When to use My App Server for this type of deployment
My App Server is a practical choice when you need Java hosting with direct control in Plesk, your application is based on Tomcat, and you want to manage a private JVM or a dedicated app server instance within your hosting account. It is well suited for WAR-based applications, JSP sites, servlet projects, and smaller Java services that do not require a complex enterprise cluster.
This type of hosting is a good fit when you want:
- Simple Java deployment through the control panel
- Selectable Java versions
- Tomcat management without manual server setup
- A separate runtime for your application
- Reliable hosting for small and medium Java projects
FAQ
Why does my Java app run on my computer but not on the hosting server?
Usually because the server uses a different Java version, the build output is incomplete, or the application depends on local files and settings that are not present after upload.
What is the first thing I should check after a failed upload?
Check the Java version, then review the logs for the first startup error. In many cases this points directly to a missing library, class version mismatch, or file path problem.
Do I need to upload source code or a WAR file?
For Tomcat-based hosting, you normally upload the final deployable artifact, usually a WAR file. Source code alone is not enough unless your workflow explicitly supports server-side build steps.
Can a dependency work locally but still be missing on the server?
Yes. Your IDE may load libraries from the local environment, but the server only uses what is included in the uploaded package or available in the configured runtime.
How do I avoid path-related errors?
Avoid hardcoded local paths and use configurable server-side paths instead. Test file access with the same directory structure you will use after deployment.

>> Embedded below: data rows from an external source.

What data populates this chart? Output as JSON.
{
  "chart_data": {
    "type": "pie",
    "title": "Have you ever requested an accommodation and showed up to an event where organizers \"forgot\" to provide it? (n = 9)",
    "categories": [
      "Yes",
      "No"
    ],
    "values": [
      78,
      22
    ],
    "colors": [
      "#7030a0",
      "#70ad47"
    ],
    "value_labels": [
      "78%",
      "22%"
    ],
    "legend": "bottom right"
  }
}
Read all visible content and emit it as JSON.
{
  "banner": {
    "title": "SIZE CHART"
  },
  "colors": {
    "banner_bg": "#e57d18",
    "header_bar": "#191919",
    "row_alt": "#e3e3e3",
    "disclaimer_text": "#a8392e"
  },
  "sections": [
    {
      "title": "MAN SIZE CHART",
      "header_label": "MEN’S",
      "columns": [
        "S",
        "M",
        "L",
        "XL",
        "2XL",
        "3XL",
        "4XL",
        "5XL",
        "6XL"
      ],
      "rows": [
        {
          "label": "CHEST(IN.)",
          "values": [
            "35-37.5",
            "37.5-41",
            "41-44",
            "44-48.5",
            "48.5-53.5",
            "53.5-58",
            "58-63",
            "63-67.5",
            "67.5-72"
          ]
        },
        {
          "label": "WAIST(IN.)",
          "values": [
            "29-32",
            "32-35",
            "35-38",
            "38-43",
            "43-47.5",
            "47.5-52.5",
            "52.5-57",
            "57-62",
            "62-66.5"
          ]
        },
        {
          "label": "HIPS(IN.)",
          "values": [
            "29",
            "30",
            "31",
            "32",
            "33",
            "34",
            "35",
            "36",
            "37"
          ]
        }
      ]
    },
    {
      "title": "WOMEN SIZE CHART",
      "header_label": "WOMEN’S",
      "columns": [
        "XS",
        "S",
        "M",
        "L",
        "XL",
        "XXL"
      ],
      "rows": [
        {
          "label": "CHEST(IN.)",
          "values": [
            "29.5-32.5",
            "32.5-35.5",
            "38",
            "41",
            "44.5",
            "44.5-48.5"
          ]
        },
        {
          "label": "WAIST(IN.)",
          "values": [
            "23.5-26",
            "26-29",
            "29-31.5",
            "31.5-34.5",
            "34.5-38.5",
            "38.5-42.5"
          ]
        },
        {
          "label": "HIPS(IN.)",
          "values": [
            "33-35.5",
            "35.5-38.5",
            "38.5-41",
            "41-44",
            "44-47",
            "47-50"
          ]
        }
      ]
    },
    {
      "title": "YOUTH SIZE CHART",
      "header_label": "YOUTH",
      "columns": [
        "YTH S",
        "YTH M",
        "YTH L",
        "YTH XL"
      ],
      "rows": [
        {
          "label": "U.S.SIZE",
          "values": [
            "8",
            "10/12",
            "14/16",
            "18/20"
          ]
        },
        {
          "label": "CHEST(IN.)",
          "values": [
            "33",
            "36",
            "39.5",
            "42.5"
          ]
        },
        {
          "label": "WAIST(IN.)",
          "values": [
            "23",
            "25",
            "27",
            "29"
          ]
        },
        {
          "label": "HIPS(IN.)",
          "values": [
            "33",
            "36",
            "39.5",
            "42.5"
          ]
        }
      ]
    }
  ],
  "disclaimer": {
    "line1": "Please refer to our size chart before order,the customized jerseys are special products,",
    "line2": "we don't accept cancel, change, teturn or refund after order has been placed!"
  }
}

Does Tomcat automatically fix build problems?
No. Tomcat runs the application, but it cannot repair an incomplete WAR, incompatible Java bytecode, or missing dependencies. The package must be correct before upload.
Conclusion
If a Java application works locally but fails after upload, the cause is usually a deployment mismatch rather than a code defect. Start by checking the Java version, build output, packaged dependencies, and server-side paths. Then use the hosting control panel, service controls, and logs to identify what changed between your local machine and the hosted environment.
In a Plesk-based Java hosting setup with My App Server, the most reliable approach is to build a clean WAR or compatible artifact, match the Java runtime, and verify that the application does not depend on local-only configuration. This is the safest way to deploy Java, Tomcat, JSP, and servlet applications on shared hosting with a private JVM or dedicated app server instance.